Surely it would have made sense to have another provider on the market. Not to mention that some folks like me would have preferred the Novavax methodology. Which might have reduced some of the vaccine hesitancy we saw.

Something doesn't smell right.
 
I don't disagree with anything you said. But I can't help wondering if the FDA's refusal to let it on the market early in the pandemic - when it had met the same criteria that P and M had met to get emergency approval - was totally on the up-and-up.

I mean, let's face it, the pandemic was raging and people were freaking out that they couldn't find vaccines. It took me a month after I was eligible to get vaccinated. And I have younger friends who waited even longer - and not for lack of trying.

Surely it would have made sense to have another provider on the market. Not to mention that some folks like me would have preferred the Novavax methodology. Which might have reduced some of the vaccine hesitancy we saw.

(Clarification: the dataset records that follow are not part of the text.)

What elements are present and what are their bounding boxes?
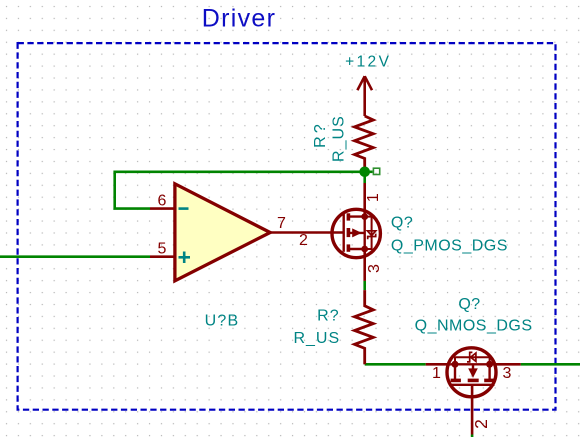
resistor R1 body: [355, 116, 374, 172]
svg-text:R_US: R_US: [330, 115, 347, 162]
junction dots: [361, 213, 368, 220]
D-S horizontal: [451, 363, 495, 365]
svg-text:1: 1: [365, 193, 382, 202]
diode triangle (anode up, apex down): [367, 231, 375, 236]
left riser: [454, 364, 456, 380]
triangle body: [175, 184, 270, 281]
dangling end square: [373, 168, 379, 174]
diode triangle pointing left: [471, 353, 476, 361]
wire: NMOS pin 3 to right edge: [521, 363, 580, 366]
svg-text:R_US: R_US: [293, 330, 340, 347]
transistor Q? NMOS: [415, 296, 533, 435]
op-amp U?B: [150, 184, 344, 330]
pin 5 stub: [150, 255, 175, 258]
pin 1 stub (left): [426, 363, 451, 366]
svg-text:1: 1: [432, 365, 441, 382]
gate pin down: [471, 385, 474, 435]
channel bars: [451, 379, 461, 383]
svg-text:Driver: Driver: [202, 5, 276, 33]
wire: R2 bottom to NMOS pin 1: [365, 363, 426, 366]
svg-text:Q_NMOS_DGS: Q_NMOS_DGS: [415, 318, 533, 335]
source link: [348, 248, 364, 250]
diode cathode bar with hooks: [368, 234, 376, 239]
svg-text:Q?: Q?: [458, 296, 480, 313]
plus symbol: [179, 256, 191, 259]
svg-text:U?B: U?B: [205, 313, 240, 330]
diode cathode bar with hooks: [467, 352, 472, 362]
svg-text:7: 7: [277, 215, 286, 232]
gate bar: [343, 213, 345, 252]
transistor Q? PMOS: [332, 183, 508, 281]
svg-text:2: 2: [299, 232, 308, 249]
power symbol +12V: [357, 76, 372, 116]
body diode branch: [455, 357, 490, 364]
junction dot: [359, 167, 370, 178]
svg-text:R?: R?: [317, 308, 339, 325]
svg-text:R?: R?: [312, 121, 329, 148]
wire: junction down to PMOS drain pin: [363, 172, 366, 183]
svg-text:2: 2: [471, 419, 491, 429]
wire: stub right of junction: [365, 171, 373, 174]
channel bars: [347, 213, 351, 220]
minus symbol: [179, 207, 189, 210]
svg-text:3: 3: [366, 264, 383, 273]
svg-text:6: 6: [158, 193, 167, 210]
arrow line with arrowhead pointing right: [348, 232, 364, 234]
D-S vertical: [364, 217, 366, 249]
middle arrow stem: [472, 364, 474, 369]
wire: feedback loop from output junction to pin 6: [115, 172, 365, 209]
pin 3 stub (right): [495, 363, 521, 366]
pin 6 stub: [150, 207, 175, 210]
circle: [447, 348, 496, 397]
arrow triangle pointing down: [468, 368, 478, 378]
wire: NMOS gate wire bottom edge: [471, 435, 474, 437]
resistor R2 body: [355, 290, 374, 364]
output pin 7 / PMOS gate pin 2 line: [270, 231, 344, 234]
pin 1 (drain, top): [363, 183, 366, 217]
junction dots: [452, 361, 459, 368]
drain link: [348, 215, 364, 217]
sheet/bounding dashed rectangle: [18, 43, 556, 410]
wire: input wire to op-amp pin 5: [0, 255, 150, 258]
svg-text:Q?: Q?: [391, 215, 413, 232]
gate bar: [451, 384, 495, 386]
wire: PMOS source to R2: [363, 281, 366, 290]
svg-text:5: 5: [158, 241, 167, 258]
svg-text:+12V: +12V: [345, 54, 391, 71]
svg-text:3: 3: [503, 365, 512, 382]
right riser: [488, 364, 490, 380]
circle: [332, 209, 380, 257]
svg-text:Q_PMOS_DGS: Q_PMOS_DGS: [391, 238, 508, 255]
body diode branch: [365, 217, 372, 249]
pin 3 (source, bottom): [363, 249, 366, 281]
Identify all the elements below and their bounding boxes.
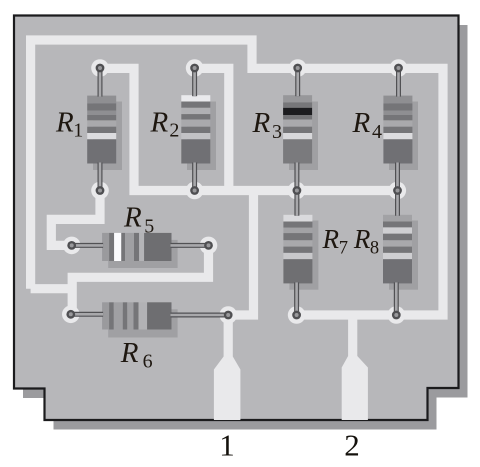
svg-text:8: 8: [370, 239, 379, 259]
hole R5 left: [67, 241, 76, 250]
pad R2 bottom: [186, 182, 204, 200]
svg-text:4: 4: [372, 121, 382, 143]
svg-text:R: R: [150, 106, 169, 138]
pad R4 top: [390, 59, 408, 77]
svg-text:2: 2: [344, 428, 360, 463]
resistor R7 shadow: [289, 221, 318, 290]
wire: R1 top pad elbow down to main horizontal: [100, 68, 397, 190]
resistor R6 shadow: [108, 309, 177, 337]
terminal tab 2: [342, 315, 368, 420]
svg-text:1: 1: [73, 120, 83, 142]
svg-text:R: R: [353, 224, 371, 254]
resistor R2: [181, 95, 210, 163]
pad R8 bottom: [388, 306, 406, 324]
svg-text:R: R: [123, 202, 142, 234]
svg-text:6: 6: [143, 350, 153, 372]
resistor R3 shadow: [289, 102, 318, 171]
lead R3 top: [295, 68, 300, 96]
resistor R1: [87, 96, 116, 164]
lead R4 bottom / R8 top: [395, 163, 400, 216]
resistor R8: [383, 215, 412, 284]
resistor R5: [102, 233, 171, 261]
wire: outer frame (left, top, step-down, right, bottom-right): [31, 40, 443, 315]
resistor R4 shadow: [389, 102, 418, 171]
pad R5 left: [63, 237, 81, 255]
pad R3 top: [289, 59, 307, 77]
pad R2 top: [186, 59, 204, 77]
pad R1 bottom: [91, 182, 109, 200]
svg-text:2: 2: [169, 120, 179, 142]
hole R8 bottom: [392, 311, 401, 320]
hole R1 top: [96, 64, 105, 73]
hole R4/R8: [393, 186, 402, 195]
terminal tab 1: [214, 315, 241, 420]
pad R6 left: [62, 306, 80, 324]
lead R2 top: [192, 68, 197, 96]
svg-text:R: R: [55, 106, 74, 138]
svg-text:R: R: [352, 107, 371, 139]
lead R3 bottom / R7 top: [294, 163, 299, 216]
pad R3/R7 shared: [288, 182, 306, 200]
lead R4 top: [396, 68, 401, 97]
hole R3 top: [293, 64, 302, 73]
svg-text:3: 3: [272, 121, 282, 143]
svg-text:R: R: [252, 107, 271, 139]
wire: R1 bottom pad S-path to R5 left pad: [51, 191, 100, 246]
leads (outer dark): [71, 68, 399, 315]
lead R5 right: [171, 243, 209, 248]
hole R2 bottom: [190, 186, 199, 195]
lead R5 left: [72, 243, 103, 248]
svg-text:7: 7: [339, 239, 348, 259]
resistor R8 shadow: [389, 221, 418, 290]
resistor R7: [283, 215, 312, 284]
resistor R1 shadow: [93, 102, 122, 171]
hole R3/R7: [293, 186, 302, 195]
lead R2 bottom: [192, 163, 197, 191]
resistor R2 shadow: [187, 102, 216, 171]
lead R1 bottom: [98, 163, 103, 191]
pad R4/R8 shared: [389, 182, 407, 200]
pads (outer): [62, 59, 407, 324]
pad holes: [66, 64, 403, 320]
wire: branch down from main horizontal to R6 right pad: [228, 186, 253, 315]
lead R1 top: [98, 68, 103, 97]
svg-text:1: 1: [219, 428, 235, 463]
hole R4 top: [394, 64, 403, 73]
resistor R3: [283, 95, 312, 163]
lead R7 bottom: [294, 282, 299, 315]
resistor R6: [102, 302, 171, 329]
lead R6 right: [171, 313, 229, 318]
hole R7 bottom: [292, 311, 301, 320]
hole R6 right: [224, 311, 233, 320]
pad R7 bottom: [288, 306, 306, 324]
wire: R5 right pad elbow down-left, leg to R6 left pad: [72, 245, 208, 314]
wire: left frame connect to junction: [31, 284, 73, 293]
pad R6 right: [219, 306, 237, 324]
pad R5 right: [200, 237, 218, 255]
lead R8 bottom: [394, 282, 399, 315]
lead R6 left: [71, 312, 103, 317]
svg-text:R: R: [322, 224, 340, 254]
svg-text:R: R: [120, 337, 139, 369]
hole R2 top: [190, 64, 199, 73]
svg-text:5: 5: [144, 215, 154, 237]
wire: R2 top pad elbow down to main horizontal: [195, 68, 229, 190]
hole R6 left: [66, 310, 75, 319]
hole R1 bottom: [96, 186, 105, 195]
leads (inner light core): [71, 68, 399, 315]
hole R5 right: [204, 241, 213, 250]
resistor R5 shadow: [108, 240, 177, 268]
resistor R4: [383, 96, 412, 164]
pad R1 top: [91, 59, 109, 77]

Something doesn't smell right.


I don't think there was anything unscrupulous going on. NVAX was given a ton of govt. money but they couldn't get to scale. Having a good vaccine is one thing, but can you mass-produce it? Pfizer and MRNA were able to secure ample production facilities during the initial days/months of the pandemic. NVAX wasn't as nimble. It shouldn't come as a surprise. NVAX has had shoddy management for years. They should fire their marketing department.

Realistically, I'm shocked they got as far as they did. MRNA was a bit of a wildcard (everyone know PFE has the ability to produce big-time drugs), but Bancel and Co. knocked it out of the park, in terms of development of the product, securing production facilities and marketing. All NVAX had was a good product. Running a succesfull business takes more than just a good product.

I don't think the NVAX covid-vax would have done much to change peoples' opinions on the vaccine. You're giving the company way more credit than it deserves. Maybe a few people......but nothing material.